On ne peut pas dire qu’on a l’habitude de films comme Free Fire dans le paysage cinématographique d’aujourd’hui. Mais c’est la marque de Ben Wheatley : déjà en 2015, le cinéaste se démarquait avec High-Rise, ce film absurde, qu’on aime ou qu’on déteste. C’est pareil ici. Pas de demi-mesures, car pour aimer Free Fire, il faut prendre le parti du cinéaste et accepter de voir un exercice de style très travaillé qui frôle parfois le non-sens.
Synopsis
A Boston, à la fin des années 70, deux bandes de malfrats se retrouve dans un entrepôt désert pour conclure une vente d’armes clandestines. Un détail suffit pour que la transaction dégénère et vire à l’affrontement. L’entrepôt devient alors le théâtre de leur baston et une zone de tir libre.
Un pari réussi
Le pari est plutôt réussi et s’avérait difficile. Les personnages ne sont spécialement attachants et on ne connaît rien d’eux, si ce n’est qu’ils représentent chacun un archétype. Il y a l’idiot, le mec branché, le junkie, la bad girl, le mec bien sous tous rapports qui forcément s’intéresse à la bad girl, le geek à lunettes, enfin l’autrichien-suisse (on ne sait pas trop) rentre-dedans. Bref, une vraie brochette un peu lourdingue qui n’aurait peut-être pas fonctionné sans de très bons acteurs.
Car Free Fire est essentiellement un film de scénario et un des meilleurs scénars de comédie de l’année, où chaque réplique est hilarante et justement relevée par le jeu exceptionnel de ces acteurs qui usent de tout leur savoir-faire. On a le droit à la merveilleuse Brie Larson (actrice oscarisée de Room), Cilian Murphy (la série Peaky Blinders) ou encore Sharlto Copley (Distict 9).

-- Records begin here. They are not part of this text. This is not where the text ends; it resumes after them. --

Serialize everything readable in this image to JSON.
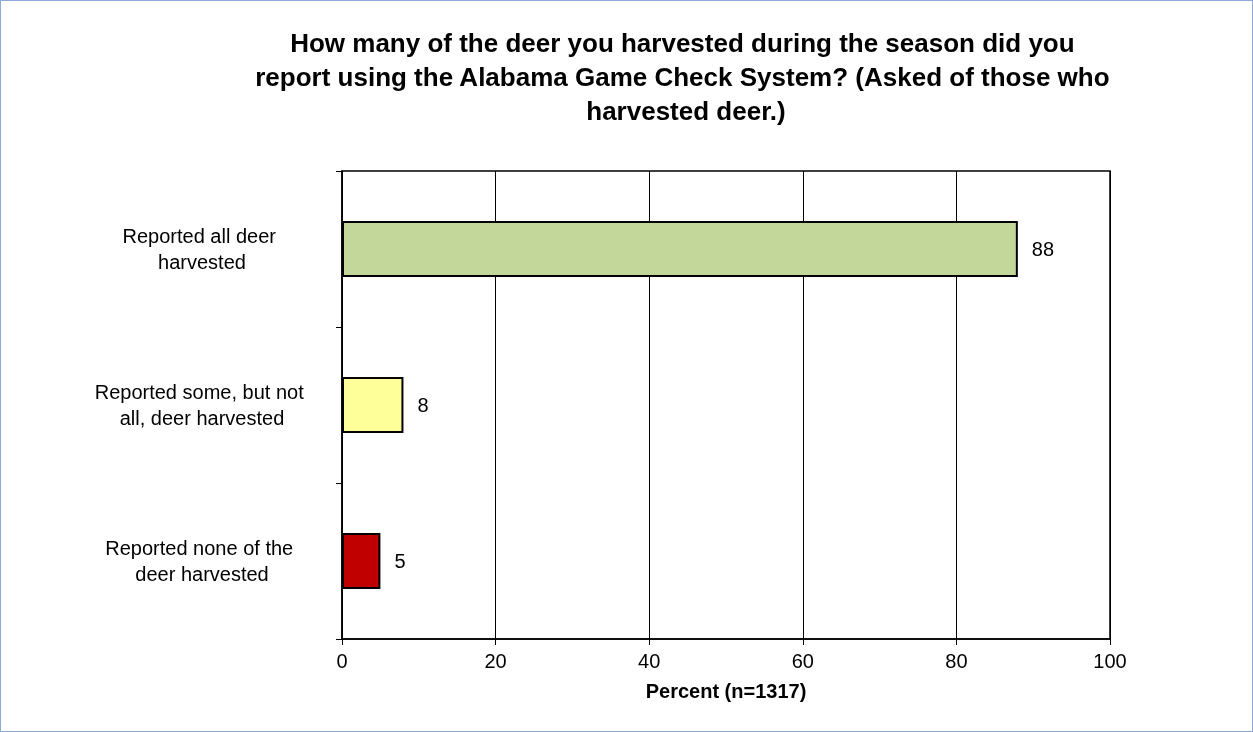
{
  "chart_data": {
    "type": "bar",
    "orientation": "horizontal",
    "title": "How many of the deer you harvested during the season did you report using the Alabama Game Check System? (Asked of those who harvested deer.)",
    "xlabel": "Percent (n=1317)",
    "categories": [
      "Reported all deer harvested",
      "Reported some, but not all, deer harvested",
      "Reported none of the deer harvested"
    ],
    "values": [
      88,
      8,
      5
    ],
    "colors": [
      "#c4d79b",
      "#ffff99",
      "#c00000"
    ],
    "xlim": [
      0,
      100
    ],
    "xticks": [
      0,
      20,
      40,
      60,
      80,
      100
    ],
    "grid": "x",
    "data_labels": true
  }
}
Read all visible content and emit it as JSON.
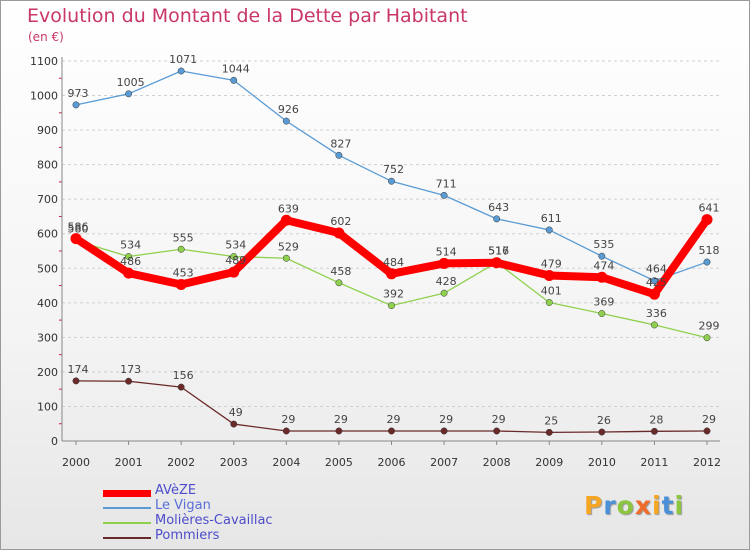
{
  "chart_data": {
    "type": "line",
    "title": "Evolution du Montant de la Dette par Habitant",
    "subtitle": "(en €)",
    "x": [
      "2000",
      "2001",
      "2002",
      "2003",
      "2004",
      "2005",
      "2006",
      "2007",
      "2008",
      "2009",
      "2010",
      "2011",
      "2012"
    ],
    "yticks": [
      "0",
      "100",
      "200",
      "300",
      "400",
      "500",
      "600",
      "700",
      "800",
      "900",
      "1000",
      "1100"
    ],
    "ylim": [
      0,
      1100
    ],
    "grid": "horizontal dashed",
    "legend": "bottom-left",
    "series": [
      {
        "name": "AVèZE",
        "color": "#ff0000",
        "values": [
          586,
          486,
          453,
          489,
          639,
          602,
          484,
          514,
          516,
          479,
          474,
          425,
          641
        ]
      },
      {
        "name": "Le Vigan",
        "color": "#5a9bd4",
        "values": [
          973,
          1005,
          1071,
          1044,
          926,
          827,
          752,
          711,
          643,
          611,
          535,
          464,
          518
        ]
      },
      {
        "name": "Molières-Cavaillac",
        "color": "#8fd14f",
        "values": [
          580,
          534,
          555,
          534,
          529,
          458,
          392,
          428,
          517,
          401,
          369,
          336,
          299
        ]
      },
      {
        "name": "Pommiers",
        "color": "#6b2a2a",
        "values": [
          174,
          173,
          156,
          49,
          29,
          29,
          29,
          29,
          29,
          25,
          26,
          28,
          29
        ]
      }
    ]
  },
  "logo": {
    "letters": [
      "P",
      "r",
      "o",
      "x",
      "i",
      "t",
      "i"
    ],
    "colors": [
      "#f5a623",
      "#4a90d9",
      "#8cc63f",
      "#ef6c2c",
      "#f5a623",
      "#4a90d9",
      "#8cc63f"
    ]
  }
}
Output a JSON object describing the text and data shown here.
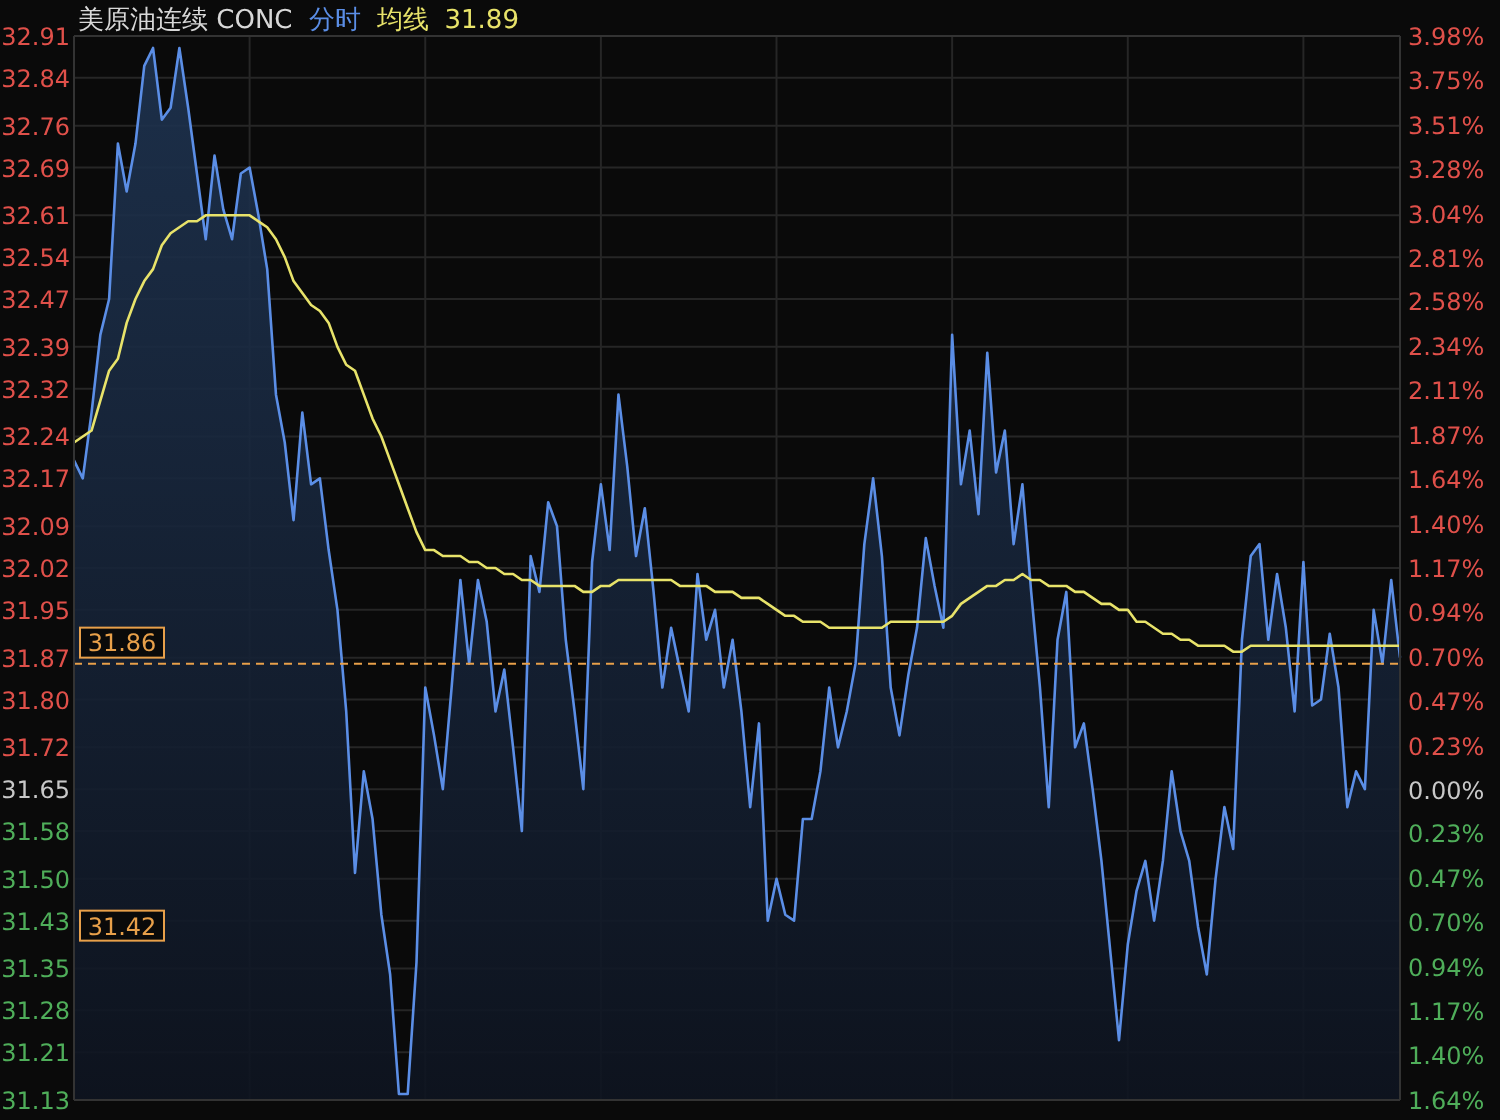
{
  "chart_data": {
    "type": "area",
    "title": "美原油连续 CONC",
    "categories": [
      null,
      null,
      null,
      null,
      null,
      null,
      null,
      null,
      null,
      null,
      null,
      null,
      null,
      null,
      null,
      null,
      null,
      null,
      null,
      null,
      null,
      null,
      null,
      null,
      null,
      null,
      null,
      null,
      null,
      null,
      null,
      null,
      null,
      null,
      null,
      null,
      null,
      null,
      null,
      null,
      null,
      null,
      null,
      null,
      null,
      null,
      null,
      null,
      null,
      null,
      null,
      null,
      null,
      null,
      null,
      null,
      null,
      null,
      null,
      null,
      null,
      null,
      null,
      null,
      null,
      null,
      null,
      null,
      null,
      null,
      null,
      null,
      null,
      null,
      null,
      null,
      null,
      null,
      null,
      null,
      null,
      null,
      null,
      null,
      null,
      null,
      null,
      null,
      null,
      null,
      null,
      null,
      null,
      null,
      null,
      null,
      null,
      null,
      null,
      null,
      null,
      null,
      null,
      null,
      null,
      null,
      null,
      null,
      null,
      null,
      null,
      null,
      null,
      null,
      null,
      null,
      null,
      null,
      null,
      null,
      null,
      null,
      null,
      null,
      null,
      null,
      null,
      null,
      null,
      null,
      null,
      null,
      null,
      null,
      null,
      null,
      null,
      null,
      null,
      null,
      null,
      null,
      null,
      null,
      null,
      null,
      null,
      null,
      null,
      null,
      null,
      null
    ],
    "series": [
      {
        "name": "分时",
        "color": "#5b8ee6",
        "values": [
          32.2,
          32.17,
          32.28,
          32.41,
          32.47,
          32.73,
          32.65,
          32.73,
          32.86,
          32.89,
          32.77,
          32.79,
          32.89,
          32.79,
          32.68,
          32.57,
          32.71,
          32.62,
          32.57,
          32.68,
          32.69,
          32.61,
          32.52,
          32.31,
          32.23,
          32.1,
          32.28,
          32.16,
          32.17,
          32.05,
          31.95,
          31.78,
          31.51,
          31.68,
          31.6,
          31.44,
          31.34,
          31.14,
          31.14,
          31.36,
          31.82,
          31.74,
          31.65,
          31.82,
          32.0,
          31.86,
          32.0,
          31.93,
          31.78,
          31.85,
          31.72,
          31.58,
          32.04,
          31.98,
          32.13,
          32.09,
          31.9,
          31.78,
          31.65,
          32.03,
          32.16,
          32.05,
          32.31,
          32.19,
          32.04,
          32.12,
          31.98,
          31.82,
          31.92,
          31.85,
          31.78,
          32.01,
          31.9,
          31.95,
          31.82,
          31.9,
          31.78,
          31.62,
          31.76,
          31.43,
          31.5,
          31.44,
          31.43,
          31.6,
          31.6,
          31.68,
          31.82,
          31.72,
          31.78,
          31.86,
          32.06,
          32.17,
          32.04,
          31.82,
          31.74,
          31.84,
          31.92,
          32.07,
          31.99,
          31.92,
          32.41,
          32.16,
          32.25,
          32.11,
          32.38,
          32.18,
          32.25,
          32.06,
          32.16,
          31.98,
          31.82,
          31.62,
          31.9,
          31.98,
          31.72,
          31.76,
          31.65,
          31.53,
          31.38,
          31.23,
          31.39,
          31.48,
          31.53,
          31.43,
          31.53,
          31.68,
          31.58,
          31.53,
          31.42,
          31.34,
          31.5,
          31.62,
          31.55,
          31.9,
          32.04,
          32.06,
          31.9,
          32.01,
          31.92,
          31.78,
          32.03,
          31.79,
          31.8,
          31.91,
          31.82,
          31.62,
          31.68,
          31.65,
          31.95,
          31.86,
          32.0,
          31.87
        ]
      },
      {
        "name": "均线",
        "type": "line",
        "color": "#e8e36a",
        "values": [
          32.23,
          32.24,
          32.25,
          32.3,
          32.35,
          32.37,
          32.43,
          32.47,
          32.5,
          32.52,
          32.56,
          32.58,
          32.59,
          32.6,
          32.6,
          32.61,
          32.61,
          32.61,
          32.61,
          32.61,
          32.61,
          32.6,
          32.59,
          32.57,
          32.54,
          32.5,
          32.48,
          32.46,
          32.45,
          32.43,
          32.39,
          32.36,
          32.35,
          32.31,
          32.27,
          32.24,
          32.2,
          32.16,
          32.12,
          32.08,
          32.05,
          32.05,
          32.04,
          32.04,
          32.04,
          32.03,
          32.03,
          32.02,
          32.02,
          32.01,
          32.01,
          32.0,
          32.0,
          31.99,
          31.99,
          31.99,
          31.99,
          31.99,
          31.98,
          31.98,
          31.99,
          31.99,
          32.0,
          32.0,
          32.0,
          32.0,
          32.0,
          32.0,
          32.0,
          31.99,
          31.99,
          31.99,
          31.99,
          31.98,
          31.98,
          31.98,
          31.97,
          31.97,
          31.97,
          31.96,
          31.95,
          31.94,
          31.94,
          31.93,
          31.93,
          31.93,
          31.92,
          31.92,
          31.92,
          31.92,
          31.92,
          31.92,
          31.92,
          31.93,
          31.93,
          31.93,
          31.93,
          31.93,
          31.93,
          31.93,
          31.94,
          31.96,
          31.97,
          31.98,
          31.99,
          31.99,
          32.0,
          32.0,
          32.01,
          32.0,
          32.0,
          31.99,
          31.99,
          31.99,
          31.98,
          31.98,
          31.97,
          31.96,
          31.96,
          31.95,
          31.95,
          31.93,
          31.93,
          31.92,
          31.91,
          31.91,
          31.9,
          31.9,
          31.89,
          31.89,
          31.89,
          31.89,
          31.88,
          31.88,
          31.89,
          31.89,
          31.89,
          31.89,
          31.89,
          31.89,
          31.89,
          31.89,
          31.89,
          31.89,
          31.89,
          31.89,
          31.89,
          31.89,
          31.89,
          31.89,
          31.89,
          31.89
        ]
      }
    ],
    "ylim": [
      31.13,
      32.91
    ],
    "yticks": [
      32.91,
      32.84,
      32.76,
      32.69,
      32.61,
      32.54,
      32.47,
      32.39,
      32.32,
      32.24,
      32.17,
      32.09,
      32.02,
      31.95,
      31.87,
      {
        "value": 31.8,
        "label": "31.80"
      },
      31.72,
      31.65,
      31.58,
      {
        "value": 31.5,
        "label": "31.50"
      },
      31.43,
      31.35,
      31.28,
      31.21,
      31.13
    ],
    "y2lim": [
      -1.64,
      3.98
    ],
    "y2ticks": [
      {
        "value": 3.98,
        "label": "3.98%"
      },
      {
        "value": 3.75,
        "label": "3.75%"
      },
      {
        "value": 3.51,
        "label": "3.51%"
      },
      {
        "value": 3.28,
        "label": "3.28%"
      },
      {
        "value": 3.04,
        "label": "3.04%"
      },
      {
        "value": 2.81,
        "label": "2.81%"
      },
      {
        "value": 2.58,
        "label": "2.58%"
      },
      {
        "value": 2.34,
        "label": "2.34%"
      },
      {
        "value": 2.11,
        "label": "2.11%"
      },
      {
        "value": 1.87,
        "label": "1.87%"
      },
      {
        "value": 1.64,
        "label": "1.64%"
      },
      {
        "value": 1.4,
        "label": "1.40%"
      },
      {
        "value": 1.17,
        "label": "1.17%"
      },
      {
        "value": 0.94,
        "label": "0.94%"
      },
      {
        "value": 0.7,
        "label": "0.70%"
      },
      {
        "value": 0.47,
        "label": "0.47%"
      },
      {
        "value": 0.23,
        "label": "0.23%"
      },
      {
        "value": 0,
        "label": "0.00%"
      },
      {
        "value": -0.23,
        "label": "0.23%"
      },
      {
        "value": -0.47,
        "label": "0.47%"
      },
      {
        "value": -0.7,
        "label": "0.70%"
      },
      {
        "value": -0.94,
        "label": "0.94%"
      },
      {
        "value": -1.17,
        "label": "1.17%"
      },
      {
        "value": -1.4,
        "label": "1.40%"
      },
      {
        "value": -1.64,
        "label": "1.64%"
      }
    ],
    "ref_lines": [
      {
        "axis": "y",
        "value": 31.86,
        "label": "31.86",
        "color": "#e8a04a",
        "line_style": "dashed"
      }
    ],
    "annotations": [
      "31.89",
      {
        "text": "31.42",
        "y": 31.42
      }
    ],
    "grid": true,
    "legend": "top left"
  }
}
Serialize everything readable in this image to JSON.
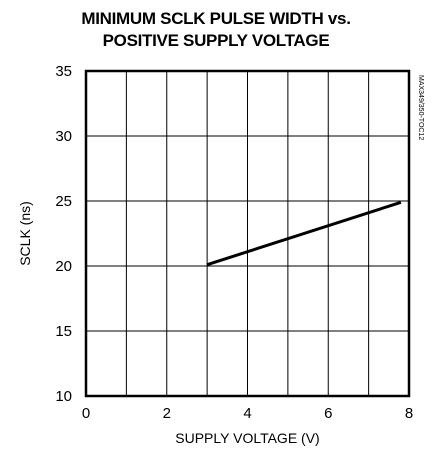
{
  "chart_data": {
    "type": "line",
    "title_line1": "MINIMUM SCLK PULSE WIDTH vs.",
    "title_line2": "POSITIVE SUPPLY VOLTAGE",
    "xlabel": "SUPPLY VOLTAGE (V)",
    "ylabel": "SCLK (ns)",
    "side_code": "MAX349/350-TOC12",
    "xlim": [
      0,
      8
    ],
    "ylim": [
      10,
      35
    ],
    "x_ticks": [
      0,
      2,
      4,
      6,
      8
    ],
    "y_ticks": [
      10,
      15,
      20,
      25,
      30,
      35
    ],
    "x_grid": [
      1,
      2,
      3,
      4,
      5,
      6,
      7
    ],
    "y_grid": [
      15,
      20,
      25,
      30
    ],
    "grid": true,
    "series": [
      {
        "x": [
          3.0,
          7.8
        ],
        "y": [
          20.1,
          24.9
        ],
        "color": "#000000"
      }
    ]
  }
}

Mais surtout, le film doit être vu pour la prestation mémorable de Sam Riley, connu pour avoir joué Ian Curtis dans le film Control, ici complètement fendard dans le rôle du junkie qui tourne mal jusqu’à faire feu sur tout ce qui bouge, sans distinction.
Une comédie absurde
Car c’est là qu’est le non-sens. Bien qu’il y est deux groupes rivaux, plus le film passe moins on sait sur qui on tire, allié ou ennemi. On tire parce qu’on en a envie, pour se défouler, rien que pour entendre le bruit des balles. Même le comportement des personnages est étrange. Ils risquent leur vie, ils le savent et pourtant, tout cela ne semble être qu’un jeu ou une forme de catharsis. Ils continuent de fumer leur clope comme si de rien n’était, comme s’ils étaient autour d’un verre entre potes dans un bar, comme si la vie n’avait pas de sens pour eux. La seule chose qui compte peut-être, c’est le fric : le but étant d’être le dernier à se barrer avec la mallette contenant le cash et ce au prix de sa vie.
Le film, stylistiquement, rappelle Kingsman de Matthew Vaughn car comme ce dernier, il exagère tout et ce à une fin comique. Il attirera aussi les fans de Quentin Dupieux dont les films ont la même fonction : ce sont des films intéressants stylistiquement, bien écrits mais on se demande parfois pourquoi ils sont là et ce qu’ils veulent nous dire.
Malgré son absurdité et sa durée (courte, 1h30), Free Fire est un film très travaillé, jusque dans ses moindres détails. Tous les plans sont là pour accentuer telles ou telles réactions des personnages, la bande son donne un côté vintage et branché au tout et la photographie (très belle) sublime le film avec ses couleurs et nuances très seventies. Il y a un intérêt particulier apporté au son : chaque tir de balle est différent et au bout de trente minutes, le film se transforme en symphonie de mitraillettes. Plutôt original, non ?
Si Free Fire n’est pas le meilleur film de gangsters ou film d’action de l’année, c’est néanmoins une excellente comédie assez jouissive et déjantée qu’on découvre avec plaisir et devant laquelle on passe un très bon moment.